Experts at CardinalStone Finance and Investment Limited, a Lagos-based investment bank, said, “Inflation will likely rise in November due to festive-induced demand, insecurity, and the lingering effects of flooding, putting pressure on food prices. Core inflation may also climb due to rising energy prices. We expect headline inflation to reach 34.58% in November and exceed 35% by December.” They further anticipated that the CBN would raise its benchmark rate by 50 basis points in its November meeting.

Analysts at Meristem Securities Limited offered a similar outlook, predicting continued inflationary pressures in the short term due to reduced food supply, holiday-driven demand, higher transport expenses, and elevated fuel costs.

Reflecting on the current inflation trends, CardinalStone analysts noted, “Headline inflation rose by 1.18 percentage points in October, reaching 33.88% year-on-year, surpassing Bloomberg analysts’ projections by 57 basis points.

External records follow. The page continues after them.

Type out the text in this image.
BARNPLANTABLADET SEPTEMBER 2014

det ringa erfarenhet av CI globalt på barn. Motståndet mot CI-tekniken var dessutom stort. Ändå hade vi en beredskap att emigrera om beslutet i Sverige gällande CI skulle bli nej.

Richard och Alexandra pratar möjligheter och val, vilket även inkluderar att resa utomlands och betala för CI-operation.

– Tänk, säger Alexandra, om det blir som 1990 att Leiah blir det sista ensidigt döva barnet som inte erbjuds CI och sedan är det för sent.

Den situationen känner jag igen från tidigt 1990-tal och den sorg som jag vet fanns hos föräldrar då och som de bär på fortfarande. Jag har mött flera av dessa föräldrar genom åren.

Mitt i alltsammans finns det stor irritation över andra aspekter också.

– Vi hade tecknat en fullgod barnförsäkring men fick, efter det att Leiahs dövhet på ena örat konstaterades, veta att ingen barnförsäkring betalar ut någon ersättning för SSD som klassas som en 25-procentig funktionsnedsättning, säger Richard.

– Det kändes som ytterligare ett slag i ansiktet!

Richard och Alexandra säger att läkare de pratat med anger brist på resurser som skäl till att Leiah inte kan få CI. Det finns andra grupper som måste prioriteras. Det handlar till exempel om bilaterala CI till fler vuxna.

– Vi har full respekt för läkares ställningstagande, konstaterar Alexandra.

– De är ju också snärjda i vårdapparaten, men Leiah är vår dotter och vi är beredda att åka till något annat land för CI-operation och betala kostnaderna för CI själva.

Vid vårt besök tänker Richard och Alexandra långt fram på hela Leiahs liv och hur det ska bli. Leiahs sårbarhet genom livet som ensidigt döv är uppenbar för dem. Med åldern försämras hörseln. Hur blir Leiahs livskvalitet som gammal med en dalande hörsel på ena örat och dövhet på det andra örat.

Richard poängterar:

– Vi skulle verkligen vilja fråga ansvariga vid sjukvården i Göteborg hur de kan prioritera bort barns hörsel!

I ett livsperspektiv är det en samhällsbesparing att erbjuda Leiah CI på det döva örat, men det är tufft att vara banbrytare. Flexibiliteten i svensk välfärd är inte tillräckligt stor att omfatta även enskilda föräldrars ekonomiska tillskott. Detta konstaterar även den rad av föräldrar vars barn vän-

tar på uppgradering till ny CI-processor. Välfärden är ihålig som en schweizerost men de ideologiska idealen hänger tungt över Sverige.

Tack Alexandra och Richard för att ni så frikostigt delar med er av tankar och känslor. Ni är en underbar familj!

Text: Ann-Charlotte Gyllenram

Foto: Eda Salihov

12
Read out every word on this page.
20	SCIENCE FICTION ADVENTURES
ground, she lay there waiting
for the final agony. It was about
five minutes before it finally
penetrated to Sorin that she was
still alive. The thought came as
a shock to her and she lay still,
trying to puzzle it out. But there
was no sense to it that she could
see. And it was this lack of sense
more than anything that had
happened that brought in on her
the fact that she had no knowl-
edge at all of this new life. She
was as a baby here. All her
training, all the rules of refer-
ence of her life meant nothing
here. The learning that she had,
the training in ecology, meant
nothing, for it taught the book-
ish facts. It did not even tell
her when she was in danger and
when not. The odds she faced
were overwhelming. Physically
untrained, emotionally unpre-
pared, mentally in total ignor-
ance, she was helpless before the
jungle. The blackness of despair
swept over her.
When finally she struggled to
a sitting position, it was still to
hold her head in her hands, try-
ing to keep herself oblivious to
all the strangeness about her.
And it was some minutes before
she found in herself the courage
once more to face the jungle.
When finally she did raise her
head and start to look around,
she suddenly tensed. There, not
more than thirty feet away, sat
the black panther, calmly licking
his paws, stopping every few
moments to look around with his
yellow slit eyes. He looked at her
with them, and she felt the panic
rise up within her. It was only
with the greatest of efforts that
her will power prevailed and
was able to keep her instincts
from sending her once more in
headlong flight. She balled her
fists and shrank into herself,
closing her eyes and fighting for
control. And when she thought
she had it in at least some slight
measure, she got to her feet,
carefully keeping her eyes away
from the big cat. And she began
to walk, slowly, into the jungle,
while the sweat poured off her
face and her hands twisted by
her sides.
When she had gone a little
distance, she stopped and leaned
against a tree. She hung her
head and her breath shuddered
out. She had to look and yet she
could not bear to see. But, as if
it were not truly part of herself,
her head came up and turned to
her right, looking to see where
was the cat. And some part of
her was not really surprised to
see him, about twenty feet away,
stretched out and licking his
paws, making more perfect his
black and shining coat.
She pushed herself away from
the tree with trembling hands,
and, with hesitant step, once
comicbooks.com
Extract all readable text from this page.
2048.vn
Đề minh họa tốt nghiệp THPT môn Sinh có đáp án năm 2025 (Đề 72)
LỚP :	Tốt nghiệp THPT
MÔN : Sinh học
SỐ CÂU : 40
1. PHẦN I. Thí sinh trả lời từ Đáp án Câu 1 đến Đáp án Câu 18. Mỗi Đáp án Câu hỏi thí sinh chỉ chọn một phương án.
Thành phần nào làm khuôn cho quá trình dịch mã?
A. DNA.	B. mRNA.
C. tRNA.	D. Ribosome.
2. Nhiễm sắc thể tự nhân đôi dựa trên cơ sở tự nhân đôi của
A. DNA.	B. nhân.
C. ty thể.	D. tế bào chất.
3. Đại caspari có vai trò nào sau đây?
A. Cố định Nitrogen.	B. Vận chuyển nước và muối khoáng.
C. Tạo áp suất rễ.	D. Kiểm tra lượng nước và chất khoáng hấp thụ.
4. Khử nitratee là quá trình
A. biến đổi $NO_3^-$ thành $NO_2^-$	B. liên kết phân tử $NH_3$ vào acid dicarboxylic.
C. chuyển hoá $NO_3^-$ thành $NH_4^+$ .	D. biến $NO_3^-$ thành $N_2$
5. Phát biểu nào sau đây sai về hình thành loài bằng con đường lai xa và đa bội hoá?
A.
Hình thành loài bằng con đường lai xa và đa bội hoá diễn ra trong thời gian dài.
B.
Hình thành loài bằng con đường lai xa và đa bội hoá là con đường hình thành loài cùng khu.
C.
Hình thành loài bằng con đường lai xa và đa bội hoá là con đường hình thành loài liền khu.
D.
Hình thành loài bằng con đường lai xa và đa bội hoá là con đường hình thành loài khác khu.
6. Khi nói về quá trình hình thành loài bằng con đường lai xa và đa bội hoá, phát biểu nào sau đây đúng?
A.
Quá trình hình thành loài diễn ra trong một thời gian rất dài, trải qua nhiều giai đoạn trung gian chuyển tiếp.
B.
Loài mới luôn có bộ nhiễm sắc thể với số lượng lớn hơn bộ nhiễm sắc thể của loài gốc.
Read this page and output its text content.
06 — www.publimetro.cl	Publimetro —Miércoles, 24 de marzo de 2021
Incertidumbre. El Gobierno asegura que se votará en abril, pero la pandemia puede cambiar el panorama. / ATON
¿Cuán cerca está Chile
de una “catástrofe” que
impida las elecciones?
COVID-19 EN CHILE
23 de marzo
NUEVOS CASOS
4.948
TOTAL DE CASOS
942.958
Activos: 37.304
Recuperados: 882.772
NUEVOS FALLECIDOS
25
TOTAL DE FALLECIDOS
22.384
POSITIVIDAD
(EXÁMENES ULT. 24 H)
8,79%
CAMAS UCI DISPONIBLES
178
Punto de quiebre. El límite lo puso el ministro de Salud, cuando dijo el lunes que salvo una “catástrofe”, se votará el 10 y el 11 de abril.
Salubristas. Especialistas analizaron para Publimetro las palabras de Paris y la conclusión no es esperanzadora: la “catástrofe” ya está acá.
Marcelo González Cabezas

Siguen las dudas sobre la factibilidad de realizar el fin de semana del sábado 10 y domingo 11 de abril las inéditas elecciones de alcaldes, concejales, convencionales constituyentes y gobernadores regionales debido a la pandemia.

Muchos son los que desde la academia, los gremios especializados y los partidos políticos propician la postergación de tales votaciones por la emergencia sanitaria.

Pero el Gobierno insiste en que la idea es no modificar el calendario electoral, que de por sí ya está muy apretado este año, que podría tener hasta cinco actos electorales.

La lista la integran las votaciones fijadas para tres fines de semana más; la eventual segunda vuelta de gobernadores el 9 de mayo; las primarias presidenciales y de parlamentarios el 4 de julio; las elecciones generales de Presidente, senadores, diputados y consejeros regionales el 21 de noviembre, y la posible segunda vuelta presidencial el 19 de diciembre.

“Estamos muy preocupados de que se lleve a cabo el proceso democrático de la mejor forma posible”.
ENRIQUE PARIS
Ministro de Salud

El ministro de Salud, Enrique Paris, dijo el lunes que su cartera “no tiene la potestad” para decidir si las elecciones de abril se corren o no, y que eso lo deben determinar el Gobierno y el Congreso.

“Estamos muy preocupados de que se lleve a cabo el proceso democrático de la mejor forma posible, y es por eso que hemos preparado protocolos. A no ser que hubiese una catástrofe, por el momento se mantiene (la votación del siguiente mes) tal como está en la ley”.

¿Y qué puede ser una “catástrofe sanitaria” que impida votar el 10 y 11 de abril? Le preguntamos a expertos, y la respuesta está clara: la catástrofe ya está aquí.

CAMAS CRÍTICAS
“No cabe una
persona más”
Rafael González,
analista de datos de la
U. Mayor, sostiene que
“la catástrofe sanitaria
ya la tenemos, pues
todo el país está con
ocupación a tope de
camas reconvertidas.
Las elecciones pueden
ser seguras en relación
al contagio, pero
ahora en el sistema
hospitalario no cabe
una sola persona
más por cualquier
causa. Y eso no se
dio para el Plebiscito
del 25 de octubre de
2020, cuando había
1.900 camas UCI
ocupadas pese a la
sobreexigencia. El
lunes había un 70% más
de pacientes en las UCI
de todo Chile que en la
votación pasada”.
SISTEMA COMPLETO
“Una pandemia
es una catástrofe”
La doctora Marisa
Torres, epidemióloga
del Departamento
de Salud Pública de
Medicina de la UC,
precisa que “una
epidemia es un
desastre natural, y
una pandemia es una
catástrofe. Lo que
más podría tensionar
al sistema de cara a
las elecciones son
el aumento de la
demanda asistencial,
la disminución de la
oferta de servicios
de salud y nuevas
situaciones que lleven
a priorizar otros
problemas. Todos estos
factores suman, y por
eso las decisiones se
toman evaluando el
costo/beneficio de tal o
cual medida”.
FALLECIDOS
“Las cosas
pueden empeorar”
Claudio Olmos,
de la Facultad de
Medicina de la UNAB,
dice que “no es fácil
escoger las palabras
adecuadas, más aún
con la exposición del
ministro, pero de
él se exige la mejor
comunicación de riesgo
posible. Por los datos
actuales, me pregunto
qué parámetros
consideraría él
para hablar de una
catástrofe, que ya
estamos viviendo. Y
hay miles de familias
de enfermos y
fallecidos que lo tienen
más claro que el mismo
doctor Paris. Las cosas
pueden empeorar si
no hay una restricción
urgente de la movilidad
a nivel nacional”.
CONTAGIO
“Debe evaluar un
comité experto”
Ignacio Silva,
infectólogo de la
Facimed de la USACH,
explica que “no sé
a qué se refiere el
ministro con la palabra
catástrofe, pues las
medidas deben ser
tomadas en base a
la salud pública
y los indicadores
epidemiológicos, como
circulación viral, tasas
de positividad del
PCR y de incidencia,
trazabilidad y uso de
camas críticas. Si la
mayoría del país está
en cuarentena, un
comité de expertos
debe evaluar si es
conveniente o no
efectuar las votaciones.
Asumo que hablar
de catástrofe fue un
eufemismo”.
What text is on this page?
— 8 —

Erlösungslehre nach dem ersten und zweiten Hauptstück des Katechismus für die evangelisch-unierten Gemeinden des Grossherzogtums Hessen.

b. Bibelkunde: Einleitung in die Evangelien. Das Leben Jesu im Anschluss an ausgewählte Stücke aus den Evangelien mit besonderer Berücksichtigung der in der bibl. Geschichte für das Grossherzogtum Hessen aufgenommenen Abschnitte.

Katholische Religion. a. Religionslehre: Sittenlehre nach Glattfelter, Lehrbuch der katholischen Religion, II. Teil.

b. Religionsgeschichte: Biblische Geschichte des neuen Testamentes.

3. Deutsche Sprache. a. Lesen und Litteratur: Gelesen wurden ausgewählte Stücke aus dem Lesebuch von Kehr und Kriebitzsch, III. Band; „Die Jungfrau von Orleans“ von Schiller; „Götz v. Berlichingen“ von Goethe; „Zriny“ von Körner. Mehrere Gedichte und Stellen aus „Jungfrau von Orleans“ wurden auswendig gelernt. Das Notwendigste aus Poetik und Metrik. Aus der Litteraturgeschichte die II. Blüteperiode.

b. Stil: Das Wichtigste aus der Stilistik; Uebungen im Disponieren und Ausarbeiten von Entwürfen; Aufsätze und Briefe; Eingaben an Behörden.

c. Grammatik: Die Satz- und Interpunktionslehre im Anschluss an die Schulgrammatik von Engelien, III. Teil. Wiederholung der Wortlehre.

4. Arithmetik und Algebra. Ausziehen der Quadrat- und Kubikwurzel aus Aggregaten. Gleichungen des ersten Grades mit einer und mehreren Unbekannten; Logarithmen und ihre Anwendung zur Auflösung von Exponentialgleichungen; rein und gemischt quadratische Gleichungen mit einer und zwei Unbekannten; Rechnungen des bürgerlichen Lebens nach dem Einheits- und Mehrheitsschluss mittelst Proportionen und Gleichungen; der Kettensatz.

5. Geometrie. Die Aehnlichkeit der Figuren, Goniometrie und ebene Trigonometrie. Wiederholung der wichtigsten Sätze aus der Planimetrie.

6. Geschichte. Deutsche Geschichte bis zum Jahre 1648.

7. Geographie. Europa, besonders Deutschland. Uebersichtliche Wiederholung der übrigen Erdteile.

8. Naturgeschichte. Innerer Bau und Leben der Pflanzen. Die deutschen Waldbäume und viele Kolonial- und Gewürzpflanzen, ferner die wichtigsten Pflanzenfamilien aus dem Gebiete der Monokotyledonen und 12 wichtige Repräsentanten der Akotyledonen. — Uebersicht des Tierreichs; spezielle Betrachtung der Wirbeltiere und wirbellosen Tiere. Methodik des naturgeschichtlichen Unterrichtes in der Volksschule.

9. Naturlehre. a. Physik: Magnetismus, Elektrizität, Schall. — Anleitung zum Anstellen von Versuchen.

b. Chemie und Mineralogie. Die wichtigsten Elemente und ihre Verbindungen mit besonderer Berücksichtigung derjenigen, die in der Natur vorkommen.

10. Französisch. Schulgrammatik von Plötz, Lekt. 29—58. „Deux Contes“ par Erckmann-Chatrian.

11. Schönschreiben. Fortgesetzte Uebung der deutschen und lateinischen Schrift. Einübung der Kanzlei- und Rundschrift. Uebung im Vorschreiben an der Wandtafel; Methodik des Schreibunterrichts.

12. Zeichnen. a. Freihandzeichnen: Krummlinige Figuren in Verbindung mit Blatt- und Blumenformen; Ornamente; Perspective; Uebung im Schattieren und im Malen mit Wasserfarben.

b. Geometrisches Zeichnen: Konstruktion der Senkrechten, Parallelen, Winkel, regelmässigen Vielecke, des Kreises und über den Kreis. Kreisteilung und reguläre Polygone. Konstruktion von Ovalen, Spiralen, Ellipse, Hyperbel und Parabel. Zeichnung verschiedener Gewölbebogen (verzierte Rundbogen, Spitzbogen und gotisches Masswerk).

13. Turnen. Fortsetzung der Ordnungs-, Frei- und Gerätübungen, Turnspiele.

Month-on-month inflation increased to 2.64%, primarily due to rising food and energy prices.”

They highlighted that despite the ongoing harvest season, food inflation rose to 39.16% year-on-year, citing conflict in key food-producing regions and widespread flooding in states such as Borno and Kogi as major contributors. Meanwhile, core inflation climbed to 28.37% due to rising energy costs.

In its review, Meristem Securities confirmed that Nigeria’s headline inflation rose for the second consecutive month in October, reaching 33.88%, up from 32.70% in September. The increase was primarily driven by food inflation, which stood at 39.20%, and core inflation at 28.40%. Rising transportation costs and the lingering effects of flooding were identified as key factors.

The analysts concluded that Nigeria’s inflation, which slowed during July and August, has resumed its upward trajectory, contrasting with trends seen in some other sub-Saharan African countries, as indicated by the International Monetary Fund (IMF).